2015 yılının bütününe damgasını vuran; seçimler, terör olayları ve daralan ihracat pazarlarımızın gölgesinde yıllık büyümenin %4 olarak kaydedilmesi söz konusu şartlar altında bir başarıdır. Küresel ölçekte değerlendirdiğimizde; Avrupa’ya göre büyüme performansımız çok iyi olmakla birlikte, kendi kategorimizdeki ülkelere göre performansımızın zayıf kaldığı bir gerçektir.
Bir başka gerçek de, her zaman altını çizdiğimiz gibi ortalama %5’e denk gelen potansiyelimizin altındaki büyümenin, istihdama ve gelecek hedefleri doğrultusunda gelişmeye yeterli katkıyı koyamayacağıdır.
Detaylara indiğimizde; 2015 yılında özel tüketimin %4,5, kamu tüketiminin %6,7, toplam yatırımların %3,6, mal ve hizmet ithalatının binde 3 oranında büyürken mal ve hizmet ihracatının binde 8 gerilemesi, madalyonun öteki yüzünü ortaya koymaktadır.
Dış politikada yaşadığımız sorunlar ve yakın coğrafyamızın içinde bulunduğu durum, ihracat pazarlarımızın daralmasına neden olmuş, net dış ticaret, Türkiye'nin büyüme hızını aşağıya çekmiştir.
Ekonominin iç taleple büyüyor olmasında, özel ve kamu tüketiminin öne çıkmasında özellikle, seçimler ve Suriye’li mülteciler hususu etkili olmuştur. Bu dağılım, büyümenin hem niteliği hem de sürdürülebilirliğine dair olumsuz işaretler vermektedir.
Sektörel bazda baktığımızda; tarım sektörünün yüzde 7,6, imalat sanayinin yüzde 3,8, inşaat sektörünün yüzde 1,7, hizmetler sektörünün yüzde 4,8 oranında büyüdüğünü görmekteyiz.
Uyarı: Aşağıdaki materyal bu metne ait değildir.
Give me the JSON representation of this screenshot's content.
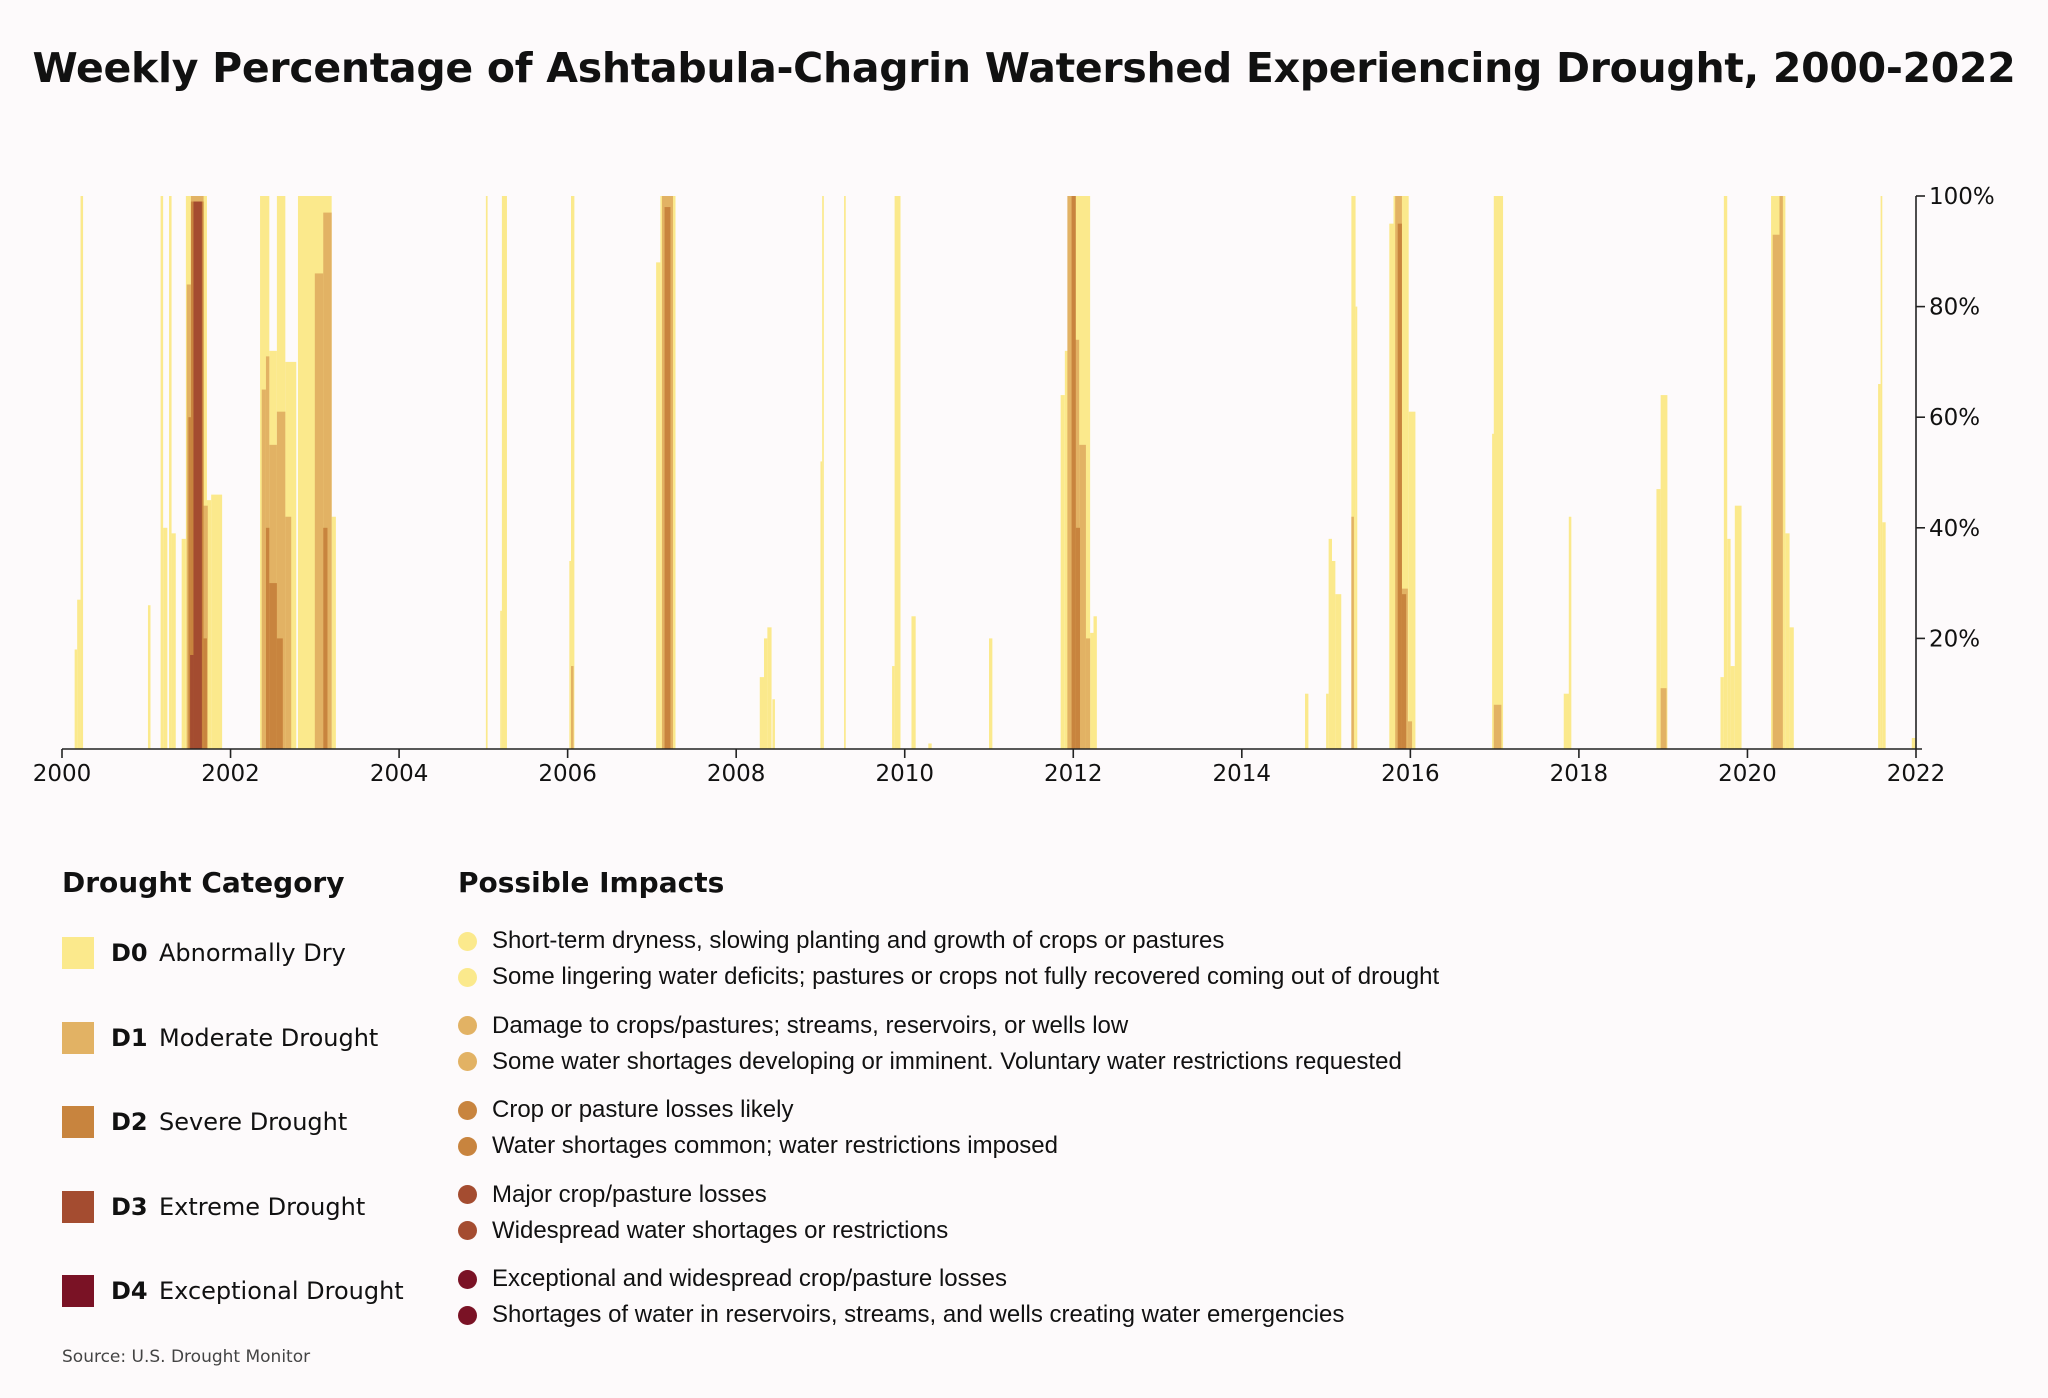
{
  "chart_data": {
    "type": "area",
    "title": "Weekly Percentage of Ashtabula-Chagrin Watershed Experiencing Drought, 2000-2022",
    "xlabel": "",
    "ylabel": "",
    "x_ticks": [
      "2000",
      "2002",
      "2004",
      "2006",
      "2008",
      "2010",
      "2012",
      "2014",
      "2016",
      "2018",
      "2020",
      "2022"
    ],
    "y_ticks": [
      "20%",
      "40%",
      "60%",
      "80%",
      "100%"
    ],
    "xlim": [
      2000,
      2022
    ],
    "ylim": [
      0,
      100
    ],
    "y_axis_position": "right",
    "grid": false,
    "colors": {
      "D0": "#fbe98c",
      "D1": "#e2b264",
      "D2": "#c8843e",
      "D3": "#a44c30",
      "D4": "#7a1225"
    },
    "series": [
      {
        "name": "D0",
        "segments": [
          [
            2000.15,
            2000.18,
            18
          ],
          [
            2000.18,
            2000.22,
            27
          ],
          [
            2000.22,
            2000.25,
            100
          ],
          [
            2001.02,
            2001.05,
            26
          ],
          [
            2001.17,
            2001.2,
            100
          ],
          [
            2001.2,
            2001.25,
            40
          ],
          [
            2001.27,
            2001.3,
            100
          ],
          [
            2001.3,
            2001.35,
            39
          ],
          [
            2001.42,
            2001.47,
            38
          ],
          [
            2001.47,
            2001.53,
            100
          ],
          [
            2001.53,
            2001.72,
            100
          ],
          [
            2001.72,
            2001.77,
            45
          ],
          [
            2001.77,
            2001.9,
            46
          ],
          [
            2002.35,
            2002.46,
            100
          ],
          [
            2002.46,
            2002.55,
            72
          ],
          [
            2002.55,
            2002.65,
            100
          ],
          [
            2002.65,
            2002.78,
            70
          ],
          [
            2002.8,
            2003.2,
            100
          ],
          [
            2003.2,
            2003.25,
            42
          ],
          [
            2005.03,
            2005.05,
            100
          ],
          [
            2005.2,
            2005.22,
            25
          ],
          [
            2005.22,
            2005.28,
            100
          ],
          [
            2006.02,
            2006.04,
            34
          ],
          [
            2006.04,
            2006.08,
            100
          ],
          [
            2007.05,
            2007.1,
            88
          ],
          [
            2007.1,
            2007.28,
            100
          ],
          [
            2008.28,
            2008.33,
            13
          ],
          [
            2008.33,
            2008.37,
            20
          ],
          [
            2008.37,
            2008.42,
            22
          ],
          [
            2008.43,
            2008.46,
            9
          ],
          [
            2009.0,
            2009.02,
            52
          ],
          [
            2009.02,
            2009.04,
            100
          ],
          [
            2009.28,
            2009.3,
            100
          ],
          [
            2009.85,
            2009.88,
            15
          ],
          [
            2009.88,
            2009.95,
            100
          ],
          [
            2010.08,
            2010.13,
            24
          ],
          [
            2010.28,
            2010.32,
            1
          ],
          [
            2011.0,
            2011.04,
            20
          ],
          [
            2011.85,
            2011.9,
            64
          ],
          [
            2011.9,
            2011.95,
            72
          ],
          [
            2011.95,
            2012.2,
            100
          ],
          [
            2012.2,
            2012.24,
            21
          ],
          [
            2012.24,
            2012.28,
            24
          ],
          [
            2014.75,
            2014.79,
            10
          ],
          [
            2015.0,
            2015.03,
            10
          ],
          [
            2015.03,
            2015.07,
            38
          ],
          [
            2015.07,
            2015.11,
            34
          ],
          [
            2015.11,
            2015.18,
            28
          ],
          [
            2015.3,
            2015.35,
            100
          ],
          [
            2015.35,
            2015.37,
            80
          ],
          [
            2015.75,
            2015.8,
            95
          ],
          [
            2015.8,
            2015.98,
            100
          ],
          [
            2015.98,
            2016.06,
            61
          ],
          [
            2016.97,
            2017.0,
            57
          ],
          [
            2016.99,
            2017.1,
            100
          ],
          [
            2017.82,
            2017.9,
            10
          ],
          [
            2017.88,
            2017.91,
            42
          ],
          [
            2018.92,
            2018.97,
            47
          ],
          [
            2018.97,
            2019.05,
            64
          ],
          [
            2019.68,
            2019.72,
            13
          ],
          [
            2019.72,
            2019.76,
            100
          ],
          [
            2019.76,
            2019.8,
            38
          ],
          [
            2019.8,
            2019.85,
            15
          ],
          [
            2019.85,
            2019.93,
            44
          ],
          [
            2020.28,
            2020.45,
            100
          ],
          [
            2020.45,
            2020.5,
            39
          ],
          [
            2020.5,
            2020.55,
            22
          ],
          [
            2021.55,
            2021.58,
            66
          ],
          [
            2021.58,
            2021.6,
            100
          ],
          [
            2021.6,
            2021.64,
            41
          ],
          [
            2021.95,
            2022.0,
            2
          ]
        ]
      },
      {
        "name": "D1",
        "segments": [
          [
            2001.48,
            2001.53,
            84
          ],
          [
            2001.53,
            2001.68,
            100
          ],
          [
            2001.68,
            2001.73,
            44
          ],
          [
            2002.37,
            2002.42,
            65
          ],
          [
            2002.42,
            2002.46,
            71
          ],
          [
            2002.46,
            2002.55,
            55
          ],
          [
            2002.55,
            2002.65,
            61
          ],
          [
            2002.65,
            2002.72,
            42
          ],
          [
            2003.0,
            2003.1,
            86
          ],
          [
            2003.1,
            2003.2,
            97
          ],
          [
            2006.04,
            2006.07,
            15
          ],
          [
            2007.12,
            2007.25,
            100
          ],
          [
            2011.93,
            2012.0,
            100
          ],
          [
            2012.0,
            2012.07,
            74
          ],
          [
            2012.07,
            2012.15,
            55
          ],
          [
            2012.15,
            2012.2,
            20
          ],
          [
            2015.3,
            2015.33,
            42
          ],
          [
            2015.82,
            2015.9,
            100
          ],
          [
            2015.9,
            2015.97,
            29
          ],
          [
            2015.97,
            2016.02,
            5
          ],
          [
            2016.99,
            2017.08,
            8
          ],
          [
            2018.97,
            2019.04,
            11
          ],
          [
            2020.3,
            2020.38,
            93
          ],
          [
            2020.38,
            2020.42,
            100
          ]
        ]
      },
      {
        "name": "D2",
        "segments": [
          [
            2001.5,
            2001.53,
            60
          ],
          [
            2001.53,
            2001.68,
            99
          ],
          [
            2001.68,
            2001.72,
            20
          ],
          [
            2002.42,
            2002.46,
            40
          ],
          [
            2002.46,
            2002.55,
            30
          ],
          [
            2002.55,
            2002.62,
            20
          ],
          [
            2003.1,
            2003.15,
            40
          ],
          [
            2007.15,
            2007.22,
            98
          ],
          [
            2011.98,
            2012.03,
            100
          ],
          [
            2012.03,
            2012.08,
            40
          ],
          [
            2015.85,
            2015.9,
            95
          ],
          [
            2015.9,
            2015.95,
            28
          ]
        ]
      },
      {
        "name": "D3",
        "segments": [
          [
            2001.52,
            2001.56,
            17
          ],
          [
            2001.56,
            2001.66,
            99
          ]
        ]
      },
      {
        "name": "D4",
        "segments": []
      }
    ]
  },
  "legend": {
    "categories_heading": "Drought Category",
    "impacts_heading": "Possible Impacts",
    "categories": [
      {
        "code": "D0",
        "label": "Abnormally Dry",
        "color": "#fbe98c"
      },
      {
        "code": "D1",
        "label": "Moderate Drought",
        "color": "#e2b264"
      },
      {
        "code": "D2",
        "label": "Severe Drought",
        "color": "#c8843e"
      },
      {
        "code": "D3",
        "label": "Extreme Drought",
        "color": "#a44c30"
      },
      {
        "code": "D4",
        "label": "Exceptional Drought",
        "color": "#7a1225"
      }
    ],
    "impacts": [
      {
        "color": "#fbe98c",
        "items": [
          "Short-term dryness, slowing planting and growth of crops or pastures",
          "Some lingering water deficits; pastures or crops not fully recovered coming out of drought"
        ]
      },
      {
        "color": "#e2b264",
        "items": [
          "Damage to crops/pastures; streams, reservoirs, or wells low",
          "Some water shortages developing or imminent. Voluntary water restrictions requested"
        ]
      },
      {
        "color": "#c8843e",
        "items": [
          "Crop or pasture losses likely",
          "Water shortages common; water restrictions imposed"
        ]
      },
      {
        "color": "#a44c30",
        "items": [
          "Major crop/pasture losses",
          "Widespread water shortages or restrictions"
        ]
      },
      {
        "color": "#7a1225",
        "items": [
          "Exceptional and widespread crop/pasture losses",
          "Shortages of water in reservoirs, streams, and wells creating water emergencies"
        ]
      }
    ]
  },
  "source": "Source: U.S. Drought Monitor"
}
Özel kesim yatırımları da, sadece %1,7 oranında büyüyebilmiştir.
Büyümenin sektörel dağılımında imalat sanayinin payının %24 ile ilk sırada yer alması; imalat sanayi büyümesinin genel büyümeye ve beraberinde tetikleyeceği, ticarete, finansa, hizmetler sektörüne olan katkısı ile birlikte dikkatle değerlendirilmelidir.
Payı %9 olan tarım sektörünün neredeyse yarısı oranında büyüyor olmasına rağmen, imalat sanayinin büyümeye tarımdan daha fazla katkı koyabiliyor olmasının ana nedeni, budur. İşte bu nedenden dolayı diyoruz ki; sanayi yatırımlarının ve üretimin önündeki engeller, bariyerler bir bir kaldırılmalı, gerekirse konjonktürel durumlarda pozitif ayrımcılığa tabi tutulmalıdır ki sanayici sadece işini büyütmeye odaklansın.
Çünkü, büyüyen sanayi, artan ihracat demek, büyüyen Türkiye demek, refah seviyesi yüksek bir millet demektir. Bu bağlantıyı çözmüş ve o yönde politikalar geliştiren ülkeler, bugün elde ettikleri çıktıları ile gücünü ortaya koymaktadırlar. Yani, yeni bir keşfe ihtiyaç yoktur.
Yani, büyüme verisi sadece bir rakamdan ibaret değildir. Bugün az büyüdük, yarın daha fazla büyürüz de değildir. Analizinde; uygulanan politikaların ne derece doğru olduğunu göstermekte, yapılması gerekenlere dair de önemli sinyaller vermektedir. Yeter ki, bakmasını bilelim ve yeter ki, proaktif davranabilelim.
%3-4 bandına sıkışmış bir büyüme ortamında; ülkemizin güvenlikten, dış politikaya, iç siyasetten ekonomik göstergelere kadar geniş bir alan içerisinde aşmak zorunda olduğu konular, her kesimi olumsuz etkileme özelliğine sahiptir. 2016 yılının, 2015 yılından daha zor geçeceğini ifade etmiş olsak da, ülkemizin büyük bir güce ve potansiyele sahip olduğunu da çok iyi biliyoruz. Pes etmeden, birlik ve beraberliğimizi bozmadan el ele dün nasıl başardıysak, bugün de başarabilir ve yarınlara da umut olabiliriz.
Bu vesile ile 23 Nisan Ulusal Egemenlik ve Çocuk Bayramı ile Polis Teşkilatımızın 171. yıldönümünü kutluyor, başta Ulu Önder Mustafa Kemal Atatürk olmak üzere, vatan savunmasında dünden bugüne şehit olan tüm güvenlik güçlerimizi şükranla ve minnetle anıyoruz.